5 GHz Uplink Throughput vs. Attenuation
The WRT1200AC ties with the NETGEAR R6220 at #2 rank out of seven AC1200 routers tested with the current procedure. But as the filtered and sorted Router Ranker screenshot below shows, at $180, it's the most expensive by far. Even ASUS asks only around $100 for its RT-AC56U, which is the top-ranked AC1200 router using the previous Revision 7 process.
As I called out in the opening remarks, this is a bold and perhaps foolish move, when you can pick up a refurbished WRT1900AC for $175 and a new one for slightly more than the WRT1200AC. And there are plenty of other AC1900 class routers for the same or less and AC1200 class routers for around half the price.
AC1200 Router Rank
The ranker performance summary below shows the WRT1200AC's ranker sub-scores alongside the top-ranked TP-LINK Archer C5. The only #1 subrank is for range, which ties the TP-LINK. Average and maximum wireless throughput sub-ranks both come in at #3 vs. the TP-LINK's #1.

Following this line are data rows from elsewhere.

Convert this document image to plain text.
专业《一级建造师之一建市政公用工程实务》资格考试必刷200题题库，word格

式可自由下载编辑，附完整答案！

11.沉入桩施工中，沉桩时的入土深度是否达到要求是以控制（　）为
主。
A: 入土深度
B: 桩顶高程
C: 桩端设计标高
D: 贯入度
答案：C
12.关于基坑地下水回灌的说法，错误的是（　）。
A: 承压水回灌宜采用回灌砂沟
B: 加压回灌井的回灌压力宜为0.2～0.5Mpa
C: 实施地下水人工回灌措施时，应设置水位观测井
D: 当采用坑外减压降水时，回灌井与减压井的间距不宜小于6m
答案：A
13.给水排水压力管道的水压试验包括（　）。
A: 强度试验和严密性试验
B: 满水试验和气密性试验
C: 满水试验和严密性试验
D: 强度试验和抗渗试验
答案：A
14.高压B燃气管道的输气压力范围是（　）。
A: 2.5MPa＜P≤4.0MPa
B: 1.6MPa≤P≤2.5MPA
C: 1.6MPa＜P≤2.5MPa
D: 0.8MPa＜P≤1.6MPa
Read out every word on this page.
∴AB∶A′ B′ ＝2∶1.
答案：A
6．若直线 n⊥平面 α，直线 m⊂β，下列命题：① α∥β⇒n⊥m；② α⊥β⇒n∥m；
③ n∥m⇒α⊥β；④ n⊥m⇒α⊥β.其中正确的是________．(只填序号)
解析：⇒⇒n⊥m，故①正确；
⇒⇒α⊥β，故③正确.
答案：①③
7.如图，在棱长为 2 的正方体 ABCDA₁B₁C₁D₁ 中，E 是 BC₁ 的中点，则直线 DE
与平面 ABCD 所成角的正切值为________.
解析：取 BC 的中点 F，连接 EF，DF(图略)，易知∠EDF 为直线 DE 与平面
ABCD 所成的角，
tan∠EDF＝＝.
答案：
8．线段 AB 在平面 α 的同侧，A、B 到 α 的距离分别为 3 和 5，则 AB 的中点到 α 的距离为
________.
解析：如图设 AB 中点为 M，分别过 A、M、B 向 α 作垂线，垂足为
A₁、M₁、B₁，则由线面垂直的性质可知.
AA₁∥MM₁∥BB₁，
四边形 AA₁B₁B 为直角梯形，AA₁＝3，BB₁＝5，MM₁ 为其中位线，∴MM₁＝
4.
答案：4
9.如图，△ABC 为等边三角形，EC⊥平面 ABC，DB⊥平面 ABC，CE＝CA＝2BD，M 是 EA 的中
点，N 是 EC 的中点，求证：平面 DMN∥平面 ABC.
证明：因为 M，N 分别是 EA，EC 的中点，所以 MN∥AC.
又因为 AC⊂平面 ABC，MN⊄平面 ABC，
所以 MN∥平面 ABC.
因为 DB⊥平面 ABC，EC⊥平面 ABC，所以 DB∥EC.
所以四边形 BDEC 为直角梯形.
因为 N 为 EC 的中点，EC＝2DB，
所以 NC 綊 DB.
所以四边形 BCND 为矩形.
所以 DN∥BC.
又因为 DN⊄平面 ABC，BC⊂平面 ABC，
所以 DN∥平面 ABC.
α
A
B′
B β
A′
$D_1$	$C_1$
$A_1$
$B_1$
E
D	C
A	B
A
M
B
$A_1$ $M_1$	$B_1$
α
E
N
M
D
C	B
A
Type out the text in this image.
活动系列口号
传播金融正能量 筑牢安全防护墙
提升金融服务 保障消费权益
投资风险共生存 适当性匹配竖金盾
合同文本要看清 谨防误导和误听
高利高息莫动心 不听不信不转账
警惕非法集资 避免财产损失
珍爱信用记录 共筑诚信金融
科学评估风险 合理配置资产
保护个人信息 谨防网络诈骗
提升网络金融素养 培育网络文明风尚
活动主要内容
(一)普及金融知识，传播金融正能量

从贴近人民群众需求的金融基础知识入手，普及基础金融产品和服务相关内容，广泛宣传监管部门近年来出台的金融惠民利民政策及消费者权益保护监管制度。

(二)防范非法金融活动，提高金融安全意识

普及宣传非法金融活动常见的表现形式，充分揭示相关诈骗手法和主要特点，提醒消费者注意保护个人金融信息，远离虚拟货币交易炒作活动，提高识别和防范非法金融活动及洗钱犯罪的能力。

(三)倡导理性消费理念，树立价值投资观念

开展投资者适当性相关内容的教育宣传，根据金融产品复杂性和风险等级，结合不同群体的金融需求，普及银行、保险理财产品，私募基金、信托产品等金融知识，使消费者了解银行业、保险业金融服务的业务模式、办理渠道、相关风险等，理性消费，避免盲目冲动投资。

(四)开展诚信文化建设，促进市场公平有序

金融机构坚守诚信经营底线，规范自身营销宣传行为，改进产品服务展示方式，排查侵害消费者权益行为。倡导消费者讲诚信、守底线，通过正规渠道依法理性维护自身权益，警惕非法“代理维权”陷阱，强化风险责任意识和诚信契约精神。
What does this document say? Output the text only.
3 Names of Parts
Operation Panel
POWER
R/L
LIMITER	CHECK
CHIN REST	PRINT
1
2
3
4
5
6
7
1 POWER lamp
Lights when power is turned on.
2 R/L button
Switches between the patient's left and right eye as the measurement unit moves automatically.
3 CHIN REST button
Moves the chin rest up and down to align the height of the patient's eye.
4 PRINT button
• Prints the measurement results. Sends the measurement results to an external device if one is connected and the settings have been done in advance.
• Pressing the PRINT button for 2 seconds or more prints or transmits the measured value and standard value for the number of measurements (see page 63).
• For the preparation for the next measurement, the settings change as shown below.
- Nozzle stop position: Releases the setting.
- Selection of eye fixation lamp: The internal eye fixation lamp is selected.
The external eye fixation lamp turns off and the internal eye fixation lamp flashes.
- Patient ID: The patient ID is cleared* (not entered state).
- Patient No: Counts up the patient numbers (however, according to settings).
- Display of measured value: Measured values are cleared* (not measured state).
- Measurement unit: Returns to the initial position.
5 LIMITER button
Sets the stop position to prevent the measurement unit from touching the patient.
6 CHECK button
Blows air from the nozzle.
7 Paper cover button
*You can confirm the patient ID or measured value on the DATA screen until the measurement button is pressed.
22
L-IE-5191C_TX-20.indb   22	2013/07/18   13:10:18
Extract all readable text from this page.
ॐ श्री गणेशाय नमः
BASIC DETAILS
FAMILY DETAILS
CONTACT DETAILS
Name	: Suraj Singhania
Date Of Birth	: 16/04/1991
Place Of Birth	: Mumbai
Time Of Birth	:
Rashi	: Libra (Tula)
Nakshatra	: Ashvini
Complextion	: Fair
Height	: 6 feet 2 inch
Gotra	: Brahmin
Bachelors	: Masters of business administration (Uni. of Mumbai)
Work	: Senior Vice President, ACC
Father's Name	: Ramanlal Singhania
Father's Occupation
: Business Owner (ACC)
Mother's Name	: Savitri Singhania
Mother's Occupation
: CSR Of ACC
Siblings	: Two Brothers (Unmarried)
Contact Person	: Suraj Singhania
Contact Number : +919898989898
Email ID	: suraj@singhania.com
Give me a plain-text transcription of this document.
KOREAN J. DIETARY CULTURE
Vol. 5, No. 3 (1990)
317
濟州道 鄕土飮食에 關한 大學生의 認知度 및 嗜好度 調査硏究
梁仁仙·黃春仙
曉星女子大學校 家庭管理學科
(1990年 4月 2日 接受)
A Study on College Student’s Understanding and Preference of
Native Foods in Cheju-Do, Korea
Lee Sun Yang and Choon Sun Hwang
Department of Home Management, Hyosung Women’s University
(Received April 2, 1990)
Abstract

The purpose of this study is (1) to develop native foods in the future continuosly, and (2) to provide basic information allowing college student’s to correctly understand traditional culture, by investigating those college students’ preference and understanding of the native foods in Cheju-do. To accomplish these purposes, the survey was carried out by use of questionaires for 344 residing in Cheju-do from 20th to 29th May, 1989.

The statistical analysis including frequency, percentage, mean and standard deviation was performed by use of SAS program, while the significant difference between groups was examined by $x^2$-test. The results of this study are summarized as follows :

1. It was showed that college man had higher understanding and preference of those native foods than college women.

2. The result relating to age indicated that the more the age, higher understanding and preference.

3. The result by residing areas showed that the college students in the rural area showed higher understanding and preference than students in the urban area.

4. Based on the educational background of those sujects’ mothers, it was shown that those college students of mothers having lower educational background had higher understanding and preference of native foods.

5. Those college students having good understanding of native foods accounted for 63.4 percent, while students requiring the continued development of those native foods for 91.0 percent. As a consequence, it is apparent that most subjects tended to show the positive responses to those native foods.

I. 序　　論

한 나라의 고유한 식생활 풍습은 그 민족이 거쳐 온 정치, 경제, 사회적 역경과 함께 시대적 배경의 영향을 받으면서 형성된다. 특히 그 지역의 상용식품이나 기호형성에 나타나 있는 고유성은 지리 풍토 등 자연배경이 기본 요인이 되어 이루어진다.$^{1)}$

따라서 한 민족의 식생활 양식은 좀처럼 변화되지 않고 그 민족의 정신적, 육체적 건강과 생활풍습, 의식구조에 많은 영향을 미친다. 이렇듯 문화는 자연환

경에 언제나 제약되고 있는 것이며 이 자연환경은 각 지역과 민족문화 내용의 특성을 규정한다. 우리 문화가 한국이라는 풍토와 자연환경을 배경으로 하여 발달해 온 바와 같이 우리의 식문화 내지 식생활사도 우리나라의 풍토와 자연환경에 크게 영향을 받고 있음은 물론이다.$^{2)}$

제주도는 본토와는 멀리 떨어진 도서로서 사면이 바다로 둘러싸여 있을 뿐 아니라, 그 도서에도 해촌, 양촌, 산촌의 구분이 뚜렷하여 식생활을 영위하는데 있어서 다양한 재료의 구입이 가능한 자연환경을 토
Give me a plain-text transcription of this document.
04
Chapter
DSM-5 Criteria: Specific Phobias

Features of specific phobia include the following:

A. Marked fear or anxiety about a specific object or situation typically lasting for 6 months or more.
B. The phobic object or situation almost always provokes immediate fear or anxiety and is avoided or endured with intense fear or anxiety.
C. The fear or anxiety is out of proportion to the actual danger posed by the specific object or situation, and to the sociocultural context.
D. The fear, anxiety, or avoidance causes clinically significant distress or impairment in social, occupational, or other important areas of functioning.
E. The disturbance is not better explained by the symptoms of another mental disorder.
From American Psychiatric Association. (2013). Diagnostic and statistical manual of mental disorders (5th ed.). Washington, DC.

Ranker Performance Summary Comparison
In all, the WRT1200AC deserves its #2 rank, and might even have edged into #1 had TP-LINK's Archer C5 been a true AC1200 class router. It's kind of ironic that Linksys had its own technique come back to bite them. The WRT1200AC is actually a pretty good router, with storage sharing throughput that blows away the competition. It's just waay too expensive for its AC1200 class.